FIG. 1 is an example of an apparatus for making a tool of the present invention.
This is also a schematic of the apparatus used in Example 1. 1 is a vacuum chamber, 2 is a material to be processed (drill), 3 is a support base for supporting the rotation and left and right movement of the material to be processed, 4 is a heater for heating, 5 is a mixer, 6 is a Co evaporator, 7 Denotes a heater heater power supply, 8 denotes a cobalt lump, 9 denotes a WC synthesizing apparatus, 10 denotes an arc discharge power supply, and 11 denotes a tungsten lump.

Claims (4)

(57) [Claims] An outer surface including a cutting edge thereof is made of a cemented carbide, and the thickness of the cemented carbide portion is 1% to 1% of the entire diameter of the tool. Ten
% Rotary tool with a composite structure. 2. The composition according to claim 1, wherein the composition of the cemented carbide is from 5 to 95% of WC, and from 0 to 95% of carbides and nitrides of Group IVa, Va, and VIa metals other than WC. A composite structure rotary tool comprising 3 to 40% of Fe group metal. (3) WC is synthesized in the gas phase, and the WC is deposited on the steel as the central material while mixing the WC with the Co fine powder in the gas phase.

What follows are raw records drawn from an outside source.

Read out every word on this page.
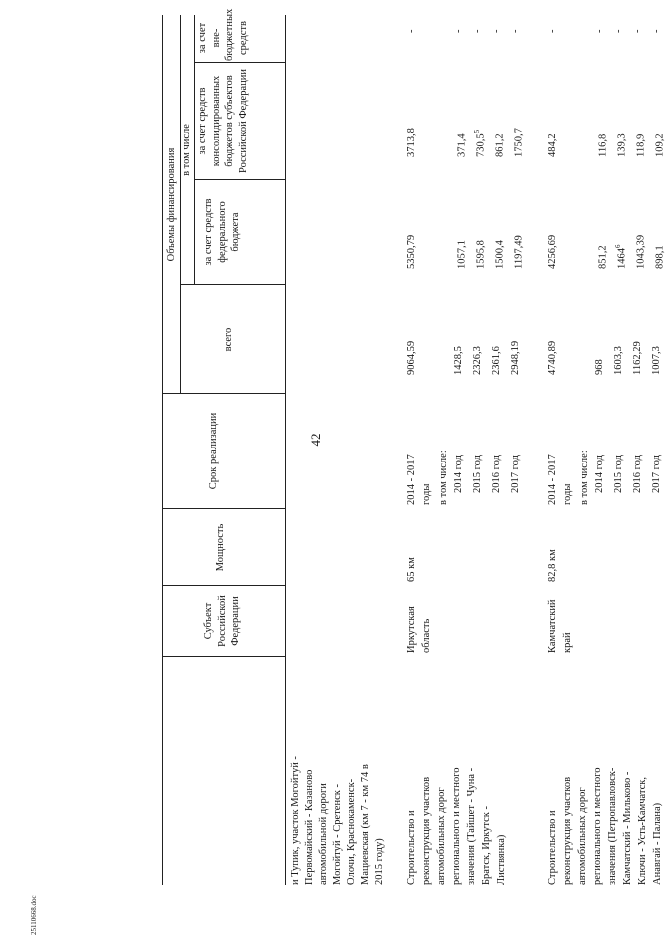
42
25110668.doc
Субъект Российской Федерации
Мощность
Срок реализации
Объемы финансирования
всего
в том числе
за счет средств федерального бюджета
за счет средств консолидированных бюджетов субъектов Российской Федерации
за счет вне-бюджетных средств
и Тупик, участок Могойтуй - Первомайский - Казаново автомобильной дороги Могойтуй - Сретенск - Олочи, Краснокаменск- Мациевская (км 7 - км 74 в 2015 году) Строительство и реконструкция участков автомобильных дорог регионального и местного значения (Тайшет - Чуна - Братск, Иркутск - Листвянка)
Иркутская область
65 км
2014 - 2017 годы
9064,59
5350,79
3713,8
-
в том числе: 2014 год
1428,5
1057,1
371,4
-
2015 год
2326,3
1595,8
730,5$^5$
-
2016 год
2361,6
1500,4
861,2
-
2017 год
2948,19
1197,49
1750,7
-
Строительство и реконструкция участков автомобильных дорог регионального и местного значения (Петропавловск- Камчатский - Мильково - Ключи - Усть-Камчатск, Анавгай - Палана)
Камчатский край
82,8 км
2014 - 2017 годы
4740,89
4256,69
484,2
-
в том числе: 2014 год
968
851,2
116,8
-
2015 год
1603,3
1464$^6$
139,3
-
2016 год
1162,29
1043,39
118,9
-
2017 год
1007,3
898,1
109,2
-
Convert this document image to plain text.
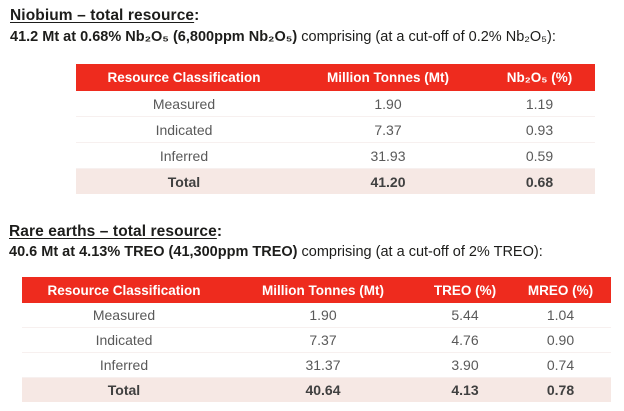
Niobium – total resource:

41.2 Mt at 0.68% Nb₂O₅ (6,800ppm Nb₂O₅) comprising (at a cut-off of 0.2% Nb₂O₅):

Resource Classification	Million Tonnes (Mt)	Nb₂O₅ (%)
Measured	1.90	1.19
Indicated	7.37	0.93
Inferred	31.93	0.59
Total	41.20	0.68
Rare earths – total resource:

40.6 Mt at 4.13% TREO (41,300ppm TREO) comprising (at a cut-off of 2% TREO):

Resource Classification	Million Tonnes (Mt)	TREO (%)	MREO (%)
Measured	1.90	5.44	1.04
Indicated	7.37	4.76	0.90
Inferred	31.37	3.90	0.74
Total	40.64	4.13	0.78
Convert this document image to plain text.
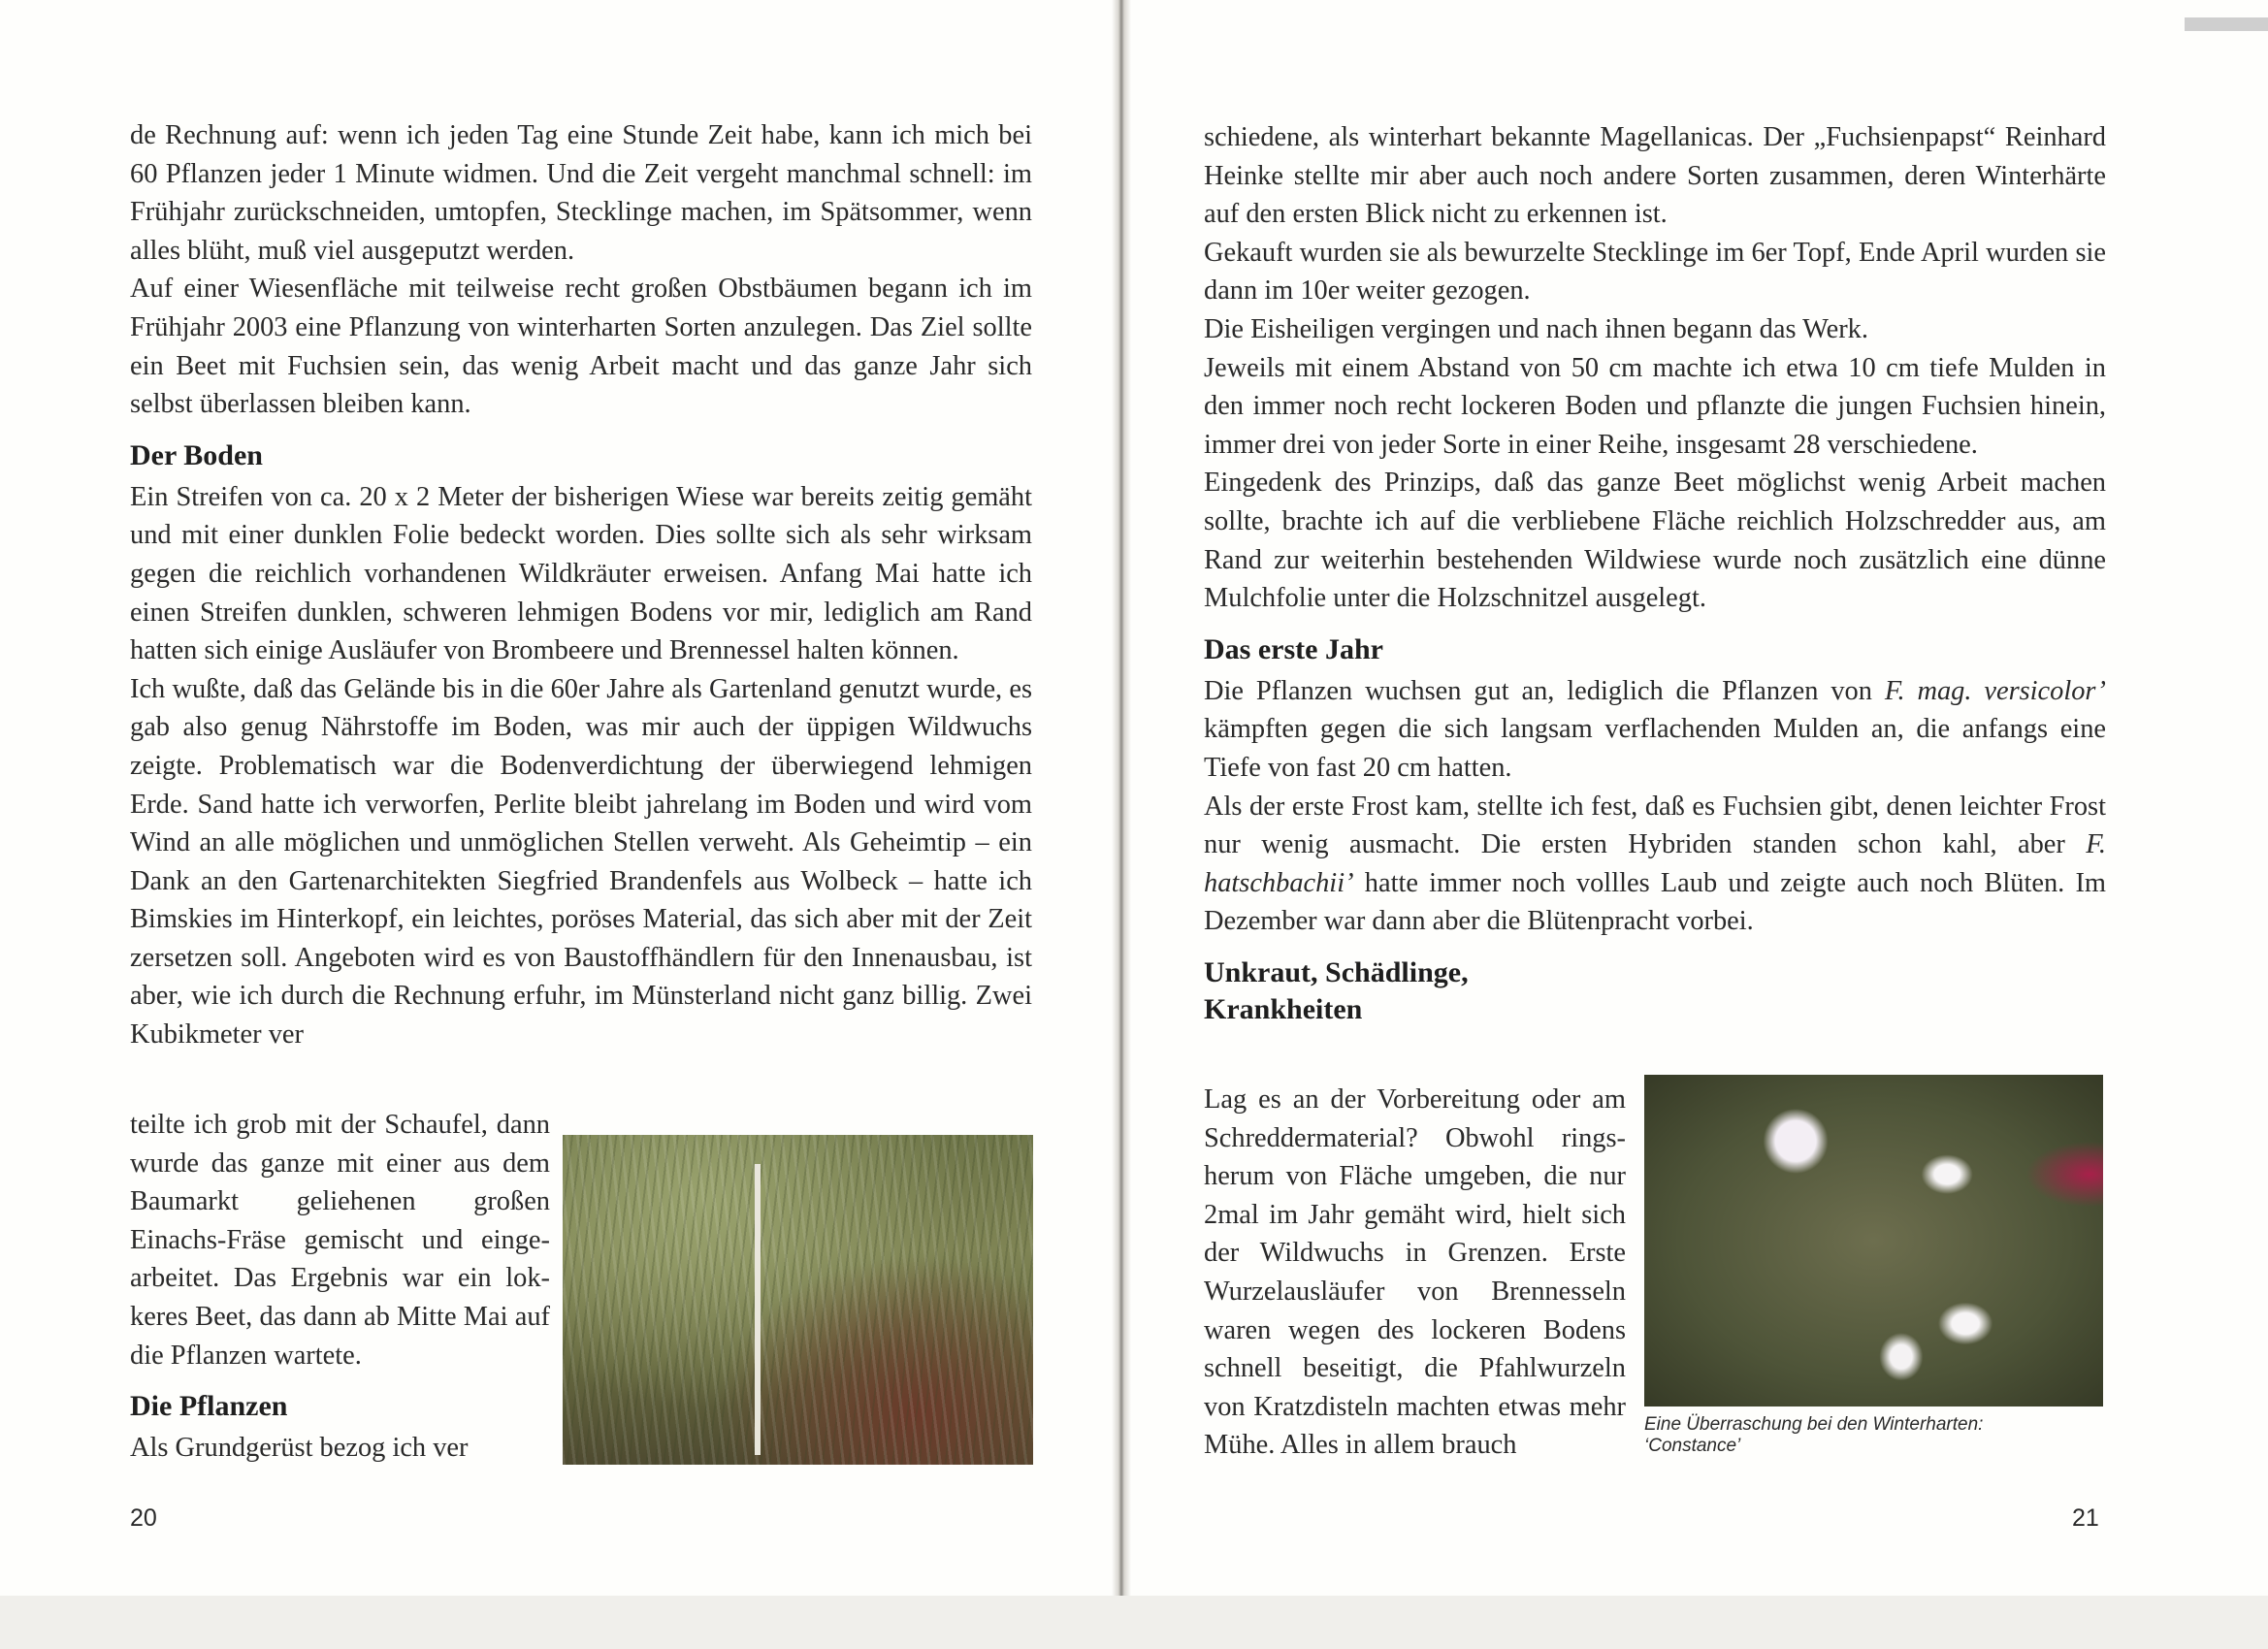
de Rechnung auf: wenn ich jeden Tag eine Stunde Zeit habe, kann ich mich bei 60 Pflanzen jeder 1 Minute widmen. Und die Zeit vergeht manchmal schnell: im Frühjahr zurückschneiden, umtopfen, Stecklinge machen, im Spätsommer, wenn alles blüht, muß viel ausgeputzt werden.

Auf einer Wiesenfläche mit teilweise recht großen Obstbäumen begann ich im Frühjahr 2003 eine Pflanzung von winterharten Sorten anzulegen. Das Ziel sollte ein Beet mit Fuchsien sein, das wenig Arbeit macht und das ganze Jahr sich selbst überlassen bleiben kann.

Der Boden

Ein Streifen von ca. 20 x 2 Meter der bisherigen Wiese war bereits zeitig gemäht und mit einer dunklen Folie bedeckt worden. Dies sollte sich als sehr wirksam gegen die reichlich vorhandenen Wildkräuter erweisen. Anfang Mai hatte ich einen Streifen dunklen, schweren lehmigen Bodens vor mir, lediglich am Rand hatten sich einige Ausläufer von Brombeere und Brennessel halten können.

Ich wußte, daß das Gelände bis in die 60er Jahre als Gartenland genutzt wurde, es gab also genug Nährstoffe im Boden, was mir auch der üppigen Wildwuchs zeigte. Problematisch war die Bodenverdichtung der überwiegend lehmigen Erde. Sand hatte ich verworfen, Perlite bleibt jahrelang im Boden und wird vom Wind an alle möglichen und unmöglichen Stellen verweht. Als Geheimtip – ein Dank an den Gartenarchitekten Siegfried Brandenfels aus Wolbeck – hatte ich Bimskies im Hinterkopf, ein leichtes, poröses Material, das sich aber mit der Zeit zersetzen soll. Angeboten wird es von Baustoffhändlern für den Innenausbau, ist aber, wie ich durch die Rechnung erfuhr, im Münsterland nicht ganz billig. Zwei Kubikmeter ver

teilte ich grob mit der Schaufel, dann wurde das ganze mit einer aus dem Baumarkt geliehenen großen Einachs-Fräse gemischt und eingearbeitet. Das Ergebnis war ein lokkeres Beet, das dann ab Mitte Mai auf die Pflanzen wartete.

Die Pflanzen

Als Grundgerüst bezog ich ver

20

schiedene, als winterhart bekannte Magellanicas. Der „Fuchsienpapst“ Reinhard Heinke stellte mir aber auch noch andere Sorten zusammen, deren Winterhärte auf den ersten Blick nicht zu erkennen ist.

Gekauft wurden sie als bewurzelte Stecklinge im 6er Topf, Ende April wurden sie dann im 10er weiter gezogen.

Die Eisheiligen vergingen und nach ihnen begann das Werk.

Jeweils mit einem Abstand von 50 cm machte ich etwa 10 cm tiefe Mulden in den immer noch recht lockeren Boden und pflanzte die jungen Fuchsien hinein, immer drei von jeder Sorte in einer Reihe, insgesamt 28 verschiedene.

Eingedenk des Prinzips, daß das ganze Beet möglichst wenig Arbeit machen sollte, brachte ich auf die verbliebene Fläche reichlich Holzschredder aus, am Rand zur weiterhin bestehenden Wildwiese wurde noch zusätzlich eine dünne Mulchfolie unter die Holzschnitzel ausgelegt.

Das erste Jahr

Die Pflanzen wuchsen gut an, lediglich die Pflanzen von F. mag. versicolor’ kämpften gegen die sich langsam verflachenden Mulden an, die anfangs eine Tiefe von fast 20 cm hatten.

Als der erste Frost kam, stellte ich fest, daß es Fuchsien gibt, denen leichter Frost nur wenig ausmacht. Die ersten Hybriden standen schon kahl, aber F. hatschbachii’ hatte immer noch vollles Laub und zeigte auch noch Blüten. Im Dezember war dann aber die Blütenpracht vorbei.

Unkraut, Schädlinge,
Krankheiten

Lag es an der Vorbereitung oder am Schreddermaterial? Obwohl ringsherum von Fläche umgeben, die nur 2mal im Jahr gemäht wird, hielt sich der Wildwuchs in Grenzen. Erste Wurzelausläufer von Brennesseln waren wegen des lockeren Bodens schnell beseitigt, die Pfahlwurzeln von Kratzdisteln machten etwas mehr Mühe. Alles in allem brauch

Eine Überraschung bei den Winterharten:
‘Constance’
21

A method for manufacturing a rotary tool having a composite structure, comprising sintering at a temperature of from 00 ° C to 1500 ° C. 4. The composition of the cemented carbide part after sintering is controlled by controlling the ratio of WC and Co during deposition in claim (3) to make the surface rich with Co at the interface with the steel material. A method for manufacturing a rotary tool with a composite structure, characterized in that the amount of Co is changed so as to gradually decrease as the temperature increases.